ED Sociétés, Politique, Santé Publique
Regularization methods for high-dimensional data integration into mechanistic models : application for vaccine development.
by Auriane GABAUT (Bordeaux Population Health Research Center)
The defense will take place at h00 - Amphi PA Louis ISPED, Université de Bordeaux - Campus Carreire, 146 Rue Léo Saignat, 33000 Bordeaux
in front of the jury composed of
- Mélanie PRAGUE - Chargée de recherche - Université de Bordeaux - Directeur de these
- Emmanuelle COMETS - Chargée de recherche - INSERM Paris - Rapporteur
- Julien CHIQUET - Directeur de recherche - Université Paris-Saclay, INRAE, AgroParisTech - Rapporteur
- Pierre NEUVIAL - Directeur de recherche - CNRS, Institut de Mathématiques de Toulouse - Examinateur
- Sébastien BENZEKRY - Chargé de recherche - Inria Sophia-Antipolis , Inserm U1068, CNRS UMR7258 - Examinateur
- Cécile PROUST-LIMA - Directrice de recherche - Bordeaux Population Health Research Center, Inserm, Université de Bordeaux - CoDirecteur de these
- Hélène JACQMIN-GADDA - Directrice de recherche - Bordeaux Population Health Research Center, Inserm, Université de Bordeaux - Examinateur
The first part of the thesis focuses on the integration of transcriptomic markers measured at a fixed time point, used as explanatory variables for the inter-individual variability in the mechanistic model parameters.

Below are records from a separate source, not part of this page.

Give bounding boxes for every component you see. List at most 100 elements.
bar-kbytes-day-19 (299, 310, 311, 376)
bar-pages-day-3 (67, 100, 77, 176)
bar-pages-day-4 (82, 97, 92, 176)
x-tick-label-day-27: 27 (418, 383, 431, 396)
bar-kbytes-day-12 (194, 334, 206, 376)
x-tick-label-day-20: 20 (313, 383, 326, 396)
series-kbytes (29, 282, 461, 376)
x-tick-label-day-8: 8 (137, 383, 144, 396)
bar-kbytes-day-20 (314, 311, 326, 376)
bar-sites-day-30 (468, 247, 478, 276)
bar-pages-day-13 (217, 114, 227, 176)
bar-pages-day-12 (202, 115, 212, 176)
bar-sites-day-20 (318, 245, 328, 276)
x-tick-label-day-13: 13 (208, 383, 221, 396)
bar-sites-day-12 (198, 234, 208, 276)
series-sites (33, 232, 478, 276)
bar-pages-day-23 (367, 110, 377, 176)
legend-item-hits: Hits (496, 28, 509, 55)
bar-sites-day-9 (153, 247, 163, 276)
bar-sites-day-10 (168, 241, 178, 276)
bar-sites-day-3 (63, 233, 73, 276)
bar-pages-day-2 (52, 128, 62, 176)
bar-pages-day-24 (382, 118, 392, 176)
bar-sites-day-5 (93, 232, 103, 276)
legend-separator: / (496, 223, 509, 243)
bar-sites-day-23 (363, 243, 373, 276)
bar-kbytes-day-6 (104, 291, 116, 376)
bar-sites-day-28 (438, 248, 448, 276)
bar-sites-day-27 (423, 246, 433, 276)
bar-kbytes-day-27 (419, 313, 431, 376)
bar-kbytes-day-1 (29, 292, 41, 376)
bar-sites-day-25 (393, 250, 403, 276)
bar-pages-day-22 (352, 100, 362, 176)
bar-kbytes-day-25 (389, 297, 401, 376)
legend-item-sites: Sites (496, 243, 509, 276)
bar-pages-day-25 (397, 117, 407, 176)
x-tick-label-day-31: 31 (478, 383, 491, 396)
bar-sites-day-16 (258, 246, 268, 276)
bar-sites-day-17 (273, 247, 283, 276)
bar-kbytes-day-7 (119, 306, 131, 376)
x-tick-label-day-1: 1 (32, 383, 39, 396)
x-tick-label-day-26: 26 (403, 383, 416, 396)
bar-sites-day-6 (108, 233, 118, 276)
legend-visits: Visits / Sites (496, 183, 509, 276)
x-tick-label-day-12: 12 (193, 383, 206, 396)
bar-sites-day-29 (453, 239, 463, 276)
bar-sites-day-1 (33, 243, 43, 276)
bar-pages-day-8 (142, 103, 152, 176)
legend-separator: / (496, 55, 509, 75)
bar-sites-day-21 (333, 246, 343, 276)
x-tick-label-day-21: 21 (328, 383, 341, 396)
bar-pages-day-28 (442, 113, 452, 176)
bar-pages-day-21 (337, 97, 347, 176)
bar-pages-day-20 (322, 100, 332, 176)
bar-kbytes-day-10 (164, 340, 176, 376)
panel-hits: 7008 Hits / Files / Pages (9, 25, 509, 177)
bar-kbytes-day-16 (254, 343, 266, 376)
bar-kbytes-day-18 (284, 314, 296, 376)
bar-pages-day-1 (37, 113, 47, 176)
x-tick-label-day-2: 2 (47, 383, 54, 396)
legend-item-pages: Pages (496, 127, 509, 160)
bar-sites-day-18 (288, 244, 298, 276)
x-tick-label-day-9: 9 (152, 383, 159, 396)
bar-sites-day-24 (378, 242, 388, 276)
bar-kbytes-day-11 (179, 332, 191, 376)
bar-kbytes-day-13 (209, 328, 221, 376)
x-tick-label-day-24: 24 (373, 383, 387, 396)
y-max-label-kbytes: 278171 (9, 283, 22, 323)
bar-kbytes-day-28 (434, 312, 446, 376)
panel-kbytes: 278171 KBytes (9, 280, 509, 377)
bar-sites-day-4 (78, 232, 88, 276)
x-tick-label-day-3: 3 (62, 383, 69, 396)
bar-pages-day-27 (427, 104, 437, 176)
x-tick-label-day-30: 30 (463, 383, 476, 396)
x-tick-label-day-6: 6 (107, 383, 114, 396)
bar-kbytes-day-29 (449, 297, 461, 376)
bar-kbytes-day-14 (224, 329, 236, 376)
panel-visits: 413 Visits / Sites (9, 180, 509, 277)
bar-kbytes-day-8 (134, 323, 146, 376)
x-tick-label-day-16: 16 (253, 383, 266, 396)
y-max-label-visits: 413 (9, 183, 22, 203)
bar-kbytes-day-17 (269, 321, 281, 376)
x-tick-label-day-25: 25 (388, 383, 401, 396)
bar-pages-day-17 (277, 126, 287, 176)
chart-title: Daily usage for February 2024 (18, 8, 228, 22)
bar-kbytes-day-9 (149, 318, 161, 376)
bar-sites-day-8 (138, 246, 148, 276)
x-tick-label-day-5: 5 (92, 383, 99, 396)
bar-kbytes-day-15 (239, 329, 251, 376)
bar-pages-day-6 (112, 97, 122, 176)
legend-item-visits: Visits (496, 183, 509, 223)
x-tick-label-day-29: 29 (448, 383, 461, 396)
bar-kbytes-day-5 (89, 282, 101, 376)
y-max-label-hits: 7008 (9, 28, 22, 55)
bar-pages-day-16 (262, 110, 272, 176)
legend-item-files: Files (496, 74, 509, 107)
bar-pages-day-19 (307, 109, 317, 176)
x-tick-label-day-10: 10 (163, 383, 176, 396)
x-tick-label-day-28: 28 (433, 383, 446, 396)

The proposed method is based on an iterative algorithm combining Lasso-type penalized regression and parameter estimation via the SAEM algorithm, in order to build a final model that is both parsimonious and interpretable. The second part addresses the integration of longitudinal transcriptomic data. It is based on the assumption that certain biomarkers — in particular gene expression profiles — reflect the dynamics of unobserved compartments in the mechanistic model, such as cellular populations. A coordinate descent algorithm is proposed, alternating between Lasso regularization of the biomarkers and population parameter estimation via SAEM, aiming to maximize a penalized joint likelihood. This approach allows simultaneous biomarker selection and parameter estimation. These two contributions have led to R packages available on CRAN or GitHub. The proposed methods are applied to vaccine trial data for Ebola, varicella, and SARS-CoV-2, to identify which transcriptomic markers best describe the establishment of the immune response following vaccination. The methodology can be more broadly applied to other complex biological processes, including diseases such as cancer, for which mechanistic models and high-dimensional data are available.